When comparing facilities, look beyond the entrance fee and refund policy. Be sure to compare the services that are covered. For example, a CCRC with a generous refund policy might not automatically cover rehabilitation, medication, or other services when that care is needed.
A newer equity model offers residents a form of ownership instead of charging an entrance fee. The residents essentially are purchasing their housing units and owning part of the real estate. These CCRCs often have restrictive resale policies. Owners might be required to sell the units back to the CCRC when they leave, perhaps at a predetermined price, a formula-based price, or based on an appraisal arranged by the CCRC. There also might be a cap on the profit the resident can earn. But there is no floor on the sale price.
If the resident is allowed to sell the unit to third parties, the buyer has to be approved by the CCRC. Also, it could take a long time to find a buyer.
You also want to see what kind of service contract accompanies the equity purchase. One of the advantages of a CCRC with an entrance fee is the assurance of lifetime care at a known price. A CCRC that sells equity is likely to follow the fee for service model and provide no guarantee of future care.
All CCRCs charge monthly fees. Be sure you know what is covered and not covered by the fees. Also, be aware that the fees will increase. With an established facility, ask for a history of fees for at least the past three years. Also ask for forecasts. With a new facility, all you can ask for are projected fees for the next three to five years and histories at any other facilities run by the same owner.

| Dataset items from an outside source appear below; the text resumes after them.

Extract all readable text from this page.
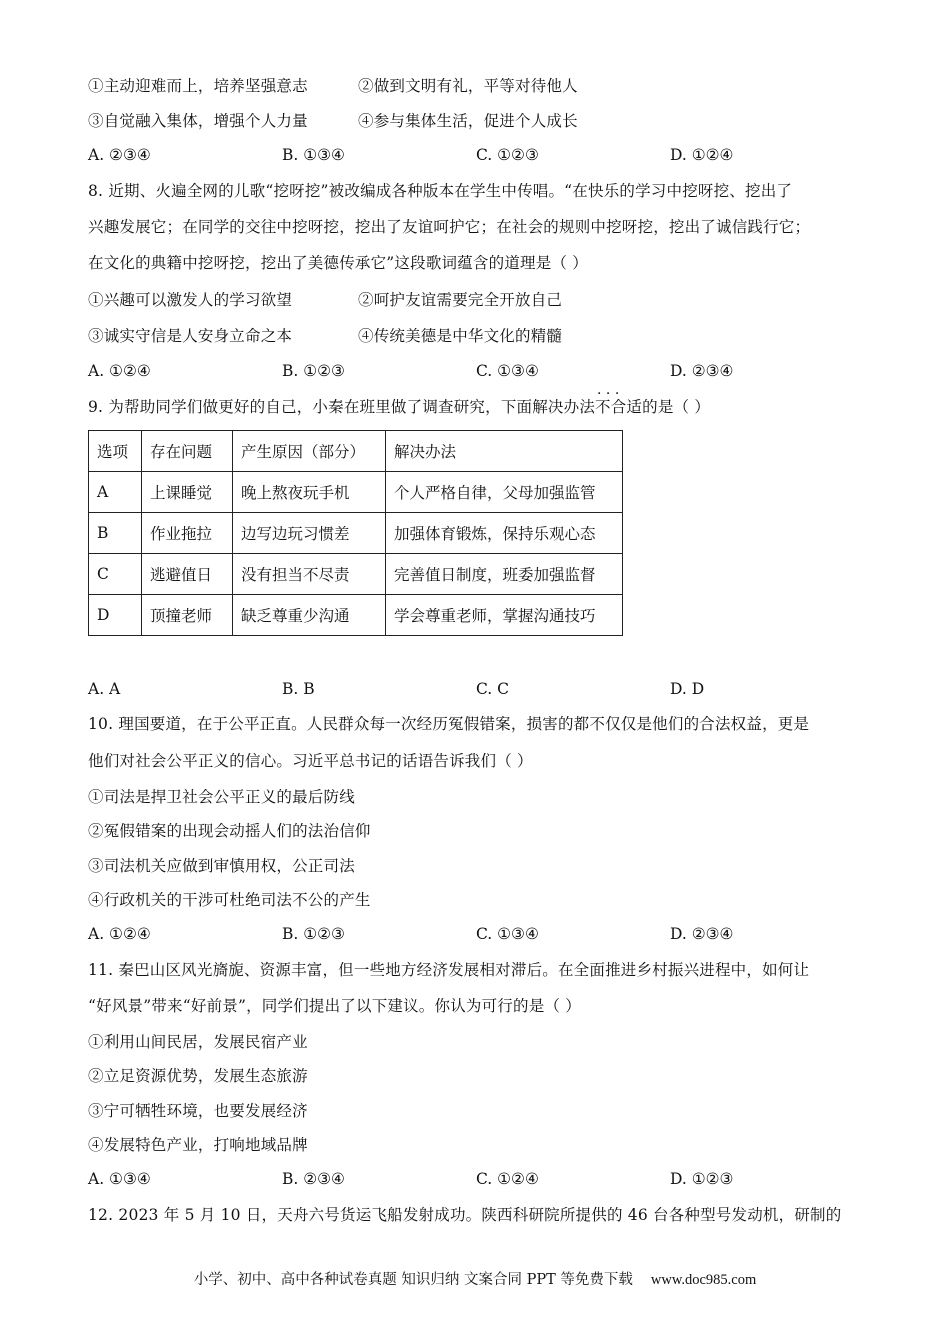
①主动迎难而上，培养坚强意志	②做到文明有礼，平等对待他人
③自觉融入集体，增强个人力量	④参与集体生活，促进个人成长
A. ②③④	B. ①③④	C. ①②③	D. ①②④
8. 近期、火遍全网的儿歌“挖呀挖”被改编成各种版本在学生中传唱。“在快乐的学习中挖呀挖、挖出了
兴趣发展它；在同学的交往中挖呀挖，挖出了友谊呵护它；在社会的规则中挖呀挖，挖出了诚信践行它；
在文化的典籍中挖呀挖，挖出了美德传承它”这段歌词蕴含的道理是（ ）
①兴趣可以激发人的学习欲望	②呵护友谊需要完全开放自己
③诚实守信是人安身立命之本	④传统美德是中华文化的精髓
A. ①②④	B. ①②③	C. ①③④	D. ②③④
9. 为帮助同学们做更好的自己，小秦在班里做了调查研究，下面解决办法不合适 · · ·的是（ ）
选项	存在问题	产生原因（部分）	解决办法
A	上课睡觉	晚上熬夜玩手机	个人严格自律，父母加强监管
B	作业拖拉	边写边玩习惯差	加强体育锻炼，保持乐观心态
C	逃避值日	没有担当不尽责	完善值日制度，班委加强监督
D	顶撞老师	缺乏尊重少沟通	学会尊重老师，掌握沟通技巧
A. A	B. B	C. C	D. D
10. 理国要道，在于公平正直。人民群众每一次经历冤假错案，损害的都不仅仅是他们的合法权益，更是
他们对社会公平正义的信心。习近平总书记的话语告诉我们（ ）
①司法是捍卫社会公平正义的最后防线
②冤假错案的出现会动摇人们的法治信仰
③司法机关应做到审慎用权，公正司法
④行政机关的干涉可杜绝司法不公的产生
A. ①②④	B. ①②③	C. ①③④	D. ②③④
11. 秦巴山区风光旖旎、资源丰富，但一些地方经济发展相对滞后。在全面推进乡村振兴进程中，如何让
“好风景”带来“好前景”，同学们提出了以下建议。你认为可行的是（ ）
①利用山间民居，发展民宿产业
②立足资源优势，发展生态旅游
③宁可牺牲环境，也要发展经济
④发展特色产业，打响地域品牌
A. ①③④	B. ②③④	C. ①②④	D. ①②③
12. 2023 年 5 月 10 日，天舟六号货运飞船发射成功。陕西科研院所提供的 46 台各种型号发动机，研制的
小学、初中、高中各种试卷真题 知识归纳 文案合同 PPT 等免费下载 www.doc985.com
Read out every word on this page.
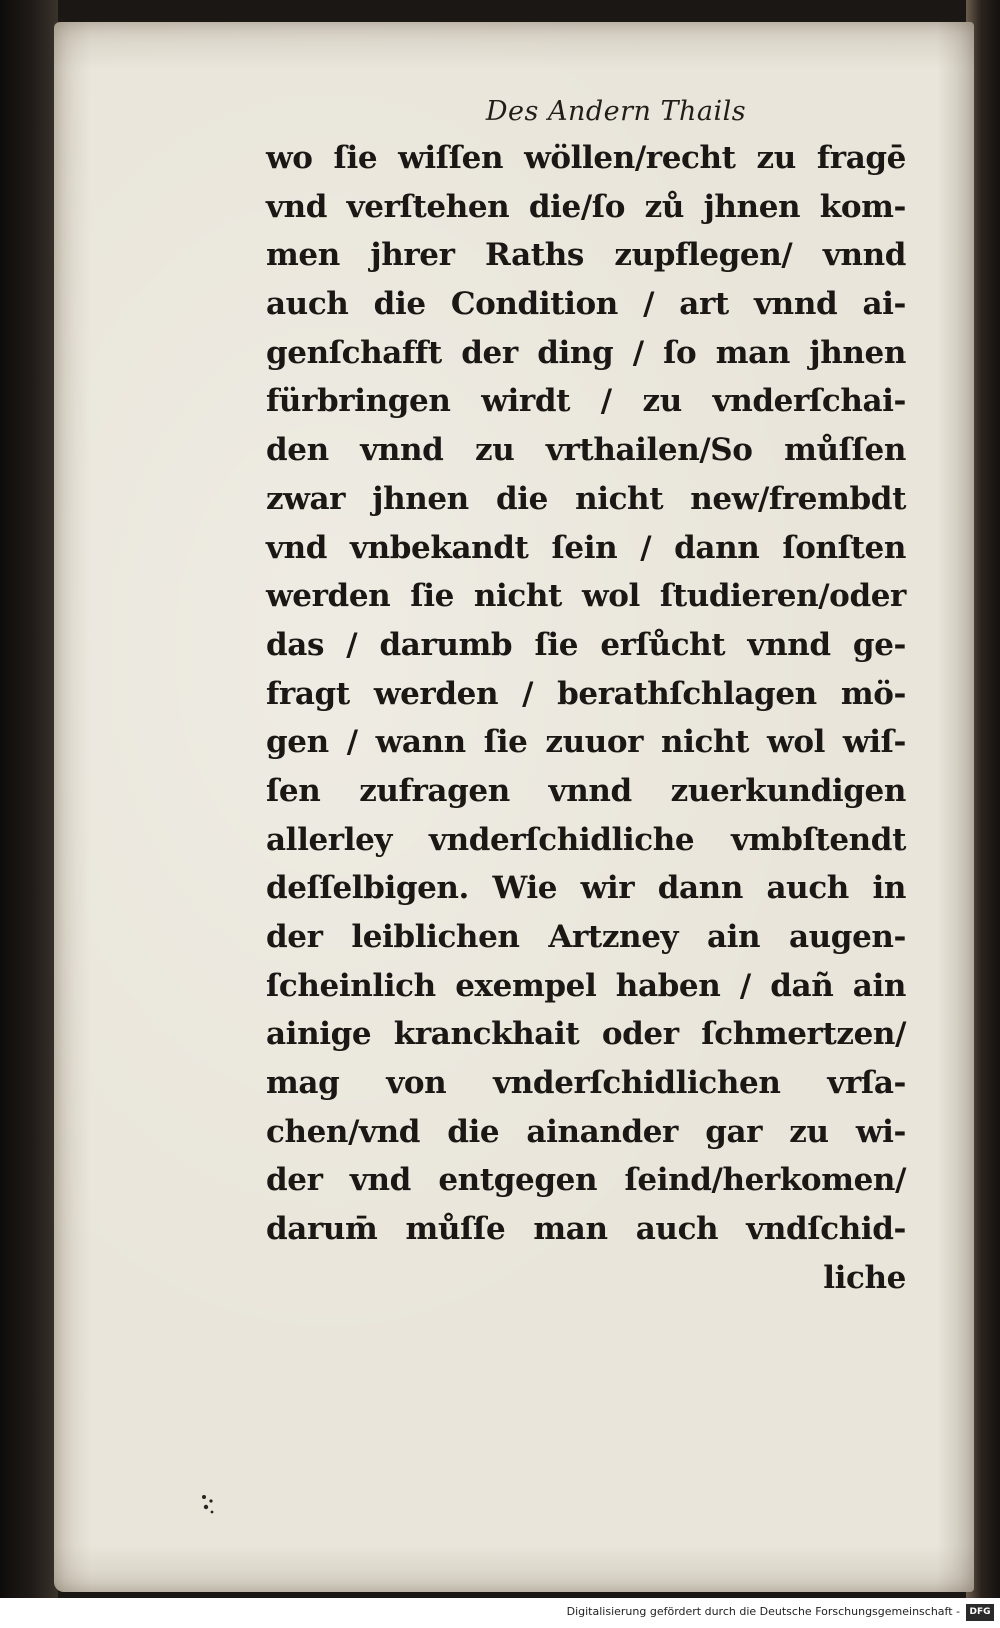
Des Andern Thails
wo ſie wiſſen wöllen/recht zu fragē
vnd verſtehen die/ſo zů jhnen kom-
men jhrer Raths zupflegen/ vnnd
auch die Condition / art vnnd ai-
genſchafft der ding / ſo man jhnen
fürbringen wirdt / zu vnderſchai-
den vnnd zu vrthailen/So můſſen
zwar jhnen die nicht new/frembdt
vnd vnbekandt ſein / dann ſonſten
werden ſie nicht wol ſtudieren/oder
das / darumb ſie erſůcht vnnd ge-
fragt werden / berathſchlagen mö-
gen / wann ſie zuuor nicht wol wiſ-
ſen zufragen vnnd zuerkundigen
allerley vnderſchidliche vmbſtendt
deſſelbigen. Wie wir dann auch in
der leiblichen Artzney ain augen-
ſcheinlich exempel haben / dañ ain
ainige kranckhait oder ſchmertzen/
mag von vnderſchidlichen vrſa-
chen/vnd die ainander gar zu wi-
der vnd entgegen ſeind/herkomen/
darum̄ můſſe man auch vndſchid-
liche
Digitalisierung gefördert durch die Deutsche Forschungsgemeinschaft -	DFG
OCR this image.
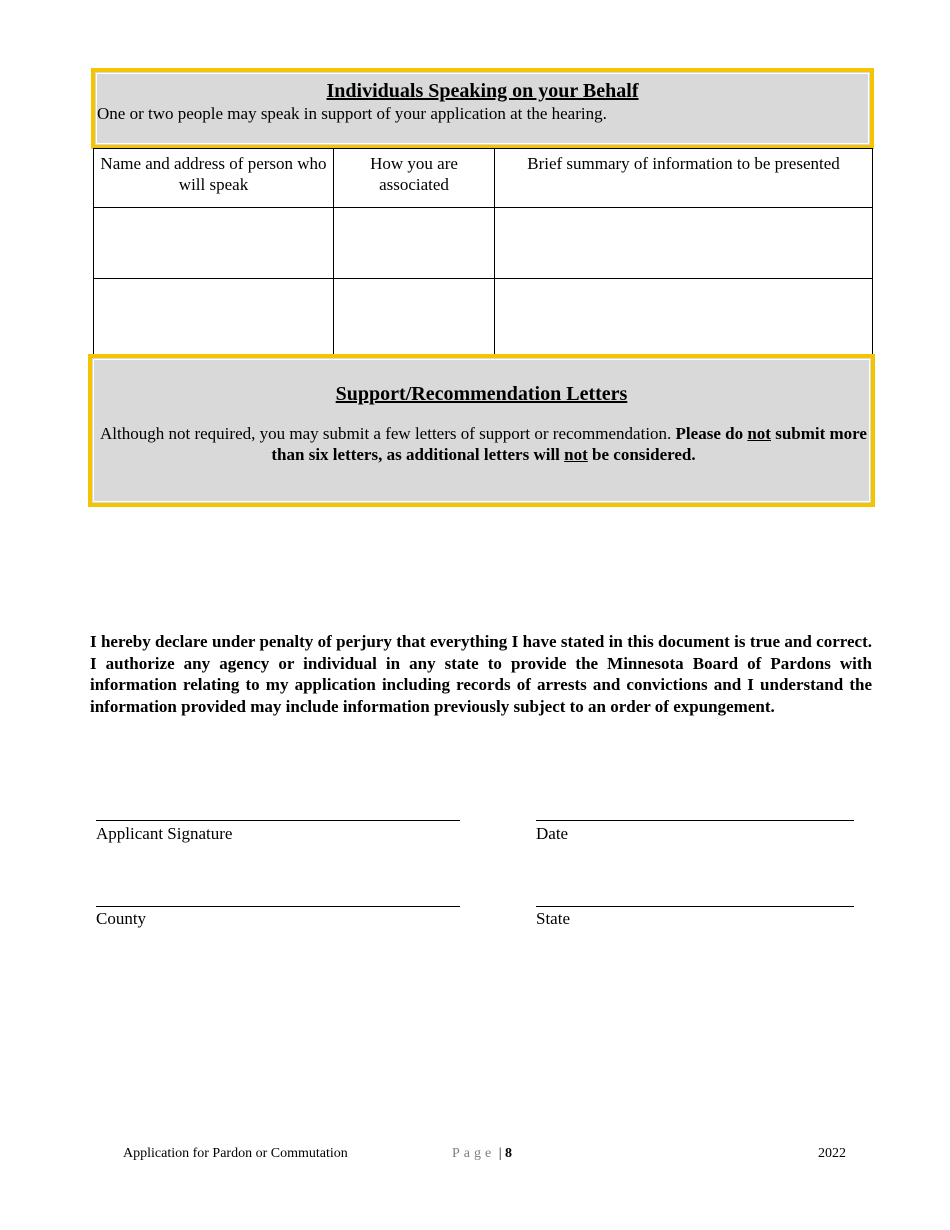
Individuals Speaking on your Behalf
One or two people may speak in support of your application at the hearing.
Name and address of person who will speak	How you are associated	Brief summary of information to be presented

Support/Recommendation Letters
Although not required, you may submit a few letters of support or recommendation. Please do not submit more than six letters, as additional letters will not be considered.
I hereby declare under penalty of perjury that everything I have stated in this document is true and correct. I authorize any agency or individual in any state to provide the Minnesota Board of Pardons with information relating to my application including records of arrests and convictions and I understand the information provided may include information previously subject to an order of expungement.
Applicant Signature	Date
County	State
Application for Pardon or Commutation	Page | 8	2022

There are other factors to consider before selecting a CCRC.
Check for accreditation. The Continuing Care Accreditation Commission is an independent nonprofit group that accredits CCRCs. There are other groups that might accredit one or more of the operations at a CCRC.
Also check on the solvency of the facility. Both nonprofit and for-profit CCRCs can go bankrupt. The facility might have a rating from Standard & Poor’s or Fitch’s. It also might issue public debt. You can check the rating on this. Some will provide their financial statements to prospective residents, so you can determine their debt level and cash flow.
After the finances, there are other issues to consider.
Ask how the decision to move a resident from one level of care to another is determined. Is it possible that your physician could recommend a higher level of care but the CCRC says you do not qualify for it?
Are you allowed to bring in your own nurse or other workers, or must you buy extra services from the CCRC? May family members stay overnight? If one spouse is moved to a different care level, can the other remain in their original unit or is a move to a smaller unit required? Would extra monthly fees be required if one spouse were moved to a different part of the CCRC? What power does the CCRC have to change coverage and other policies?
If you move into a CCRC, you might not need long-term care insurance, or might need only a scaled-back policy. You have to examine the services that the CCRC won’t cover and decide if you want to self-insure for them or buy a policy to cover them.
A CCRC can be an ideal choice for people who are in their mid-seventies or older. But there are significant financial consequences, and there are non-financial factors to consider. Since you probably will be in the CCRC for 15 years or longer, take the time to examine a number of CCRCs and study all facets of the arrangement.